Lord Rogers in line for GLA role
Lord Rogers of Riverside is set to be named as the latest high-profile appointment to London mayor Ken Livingstone's Greater London Authority.
A senior GLA source told the AJ that the Labour peer has been offered a two-day-aweek post in Livingstone's regime, with a view to pushing the findings of his Urban Task Force report, Towards an Urban Renaissance. The unconfirmed move would open the way for the report's strategy to be rolled out in the capital, and Rogers is said to be discussing terms for what he called the 'environmental' advisory role.
Rogers told the AJ: 'I'm quite looking forward to it. I love London, it's fantastic, and if I can make the city a little bit better for everyone else then it's worthwhile doing.' The appointment would place an architect in a hugely powerful position in the development of the capital's built environment. This week Rogers clinched a similar role for western Newcastle (see page 12). Rogers' practice is already working on a masterplan for the environs of Wembley Stadium, forming a trio of high-profile chances to implement Rogers' long-held beliefs on how cities should develop.
The GLA said it would not comment on 'potential appointments' and it is unclear whether Rogers would take a place in Livingstone's 'cabinet' alongside people such as Green Party member Darren Johnson with his environment remit, and Judith Mayhew's City patch. But Rogers' official spokesman Robert Torday confirmed that there will be an announcement 'soon'.

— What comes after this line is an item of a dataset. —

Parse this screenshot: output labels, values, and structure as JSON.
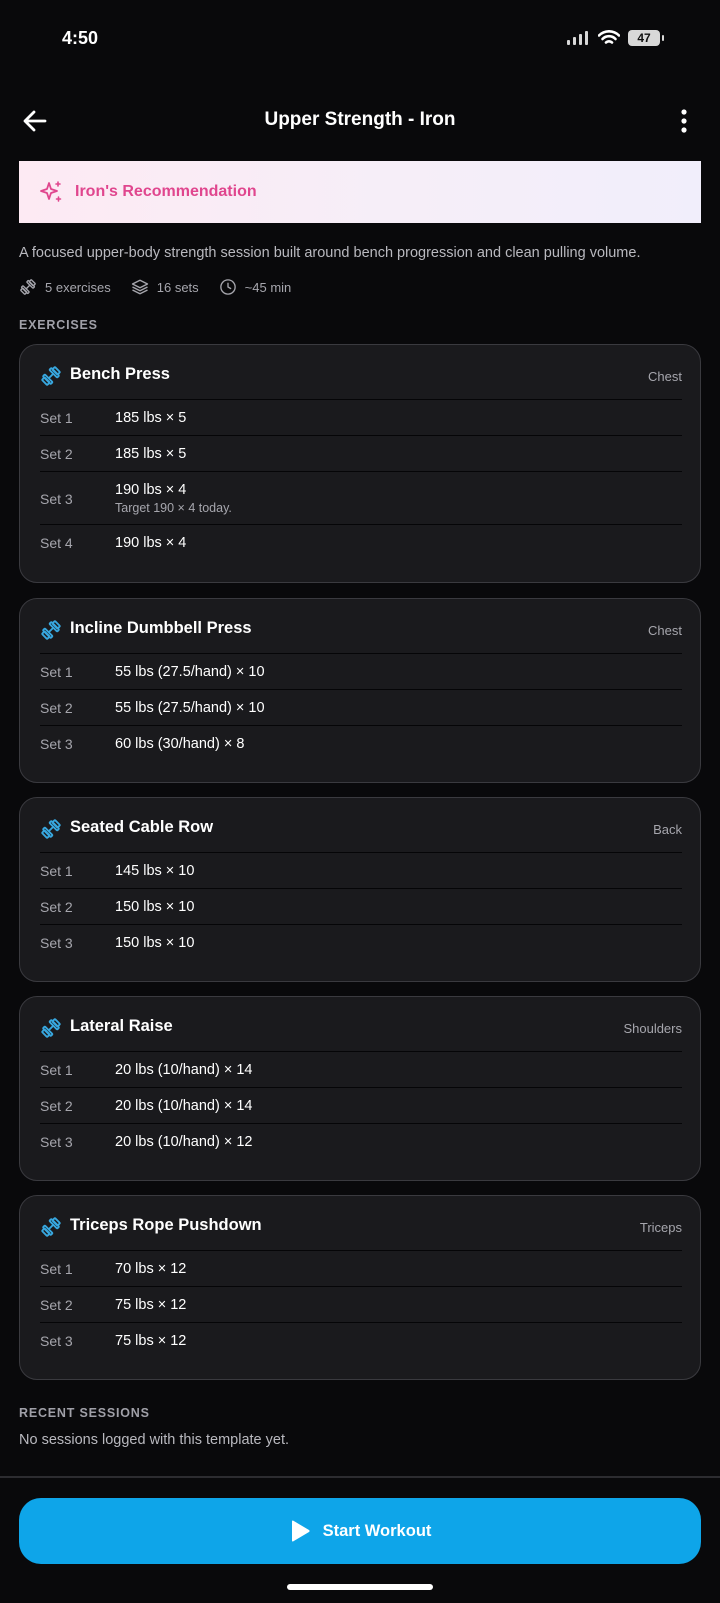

Meanwhile, the Commission for Architecture and the Built Environment and the Architecture Foundation have independently approached the GLA in bids to affect London's development through the creation of an architecture centre in the GLA's new Foster and Partners-designed home.
CABE has held informal talks with planners at the fledgling authority and was first to put across an idea of converting the top floor of the building at More London Bridge on the south bank of the Thames. A tentative plan includes installing a large model of the city similar to that created by modelmakers Pipers, which was on show at the MIPIM property conference in March.
The space, which is about 40m in diameter, could also house public exhibitions and showcase details of developments 'called in' by mayor Ken Livingstone.
The Architecture Foundation, meanwhile, which Lord Rogers chairs, is also having 'interesting conversations' with the GLA, although it will not be taking office space in the building for fear of compromising its independent status. It has signed a one-year extension to its lease on its cramped Bury Street site, but is thinking about moving into the South Bank Centre as part of the Rick Mather plan in about 2005, and is talking to three other 'cultural institutions' about taking space earlier than that. Tate Modern architect Harry Gugger told the AJtwo months ago that an institution like the Foundation would be interested in space in the as yet undeveloped southern third of the Bankside building, and the Royal Academy could be one of the others.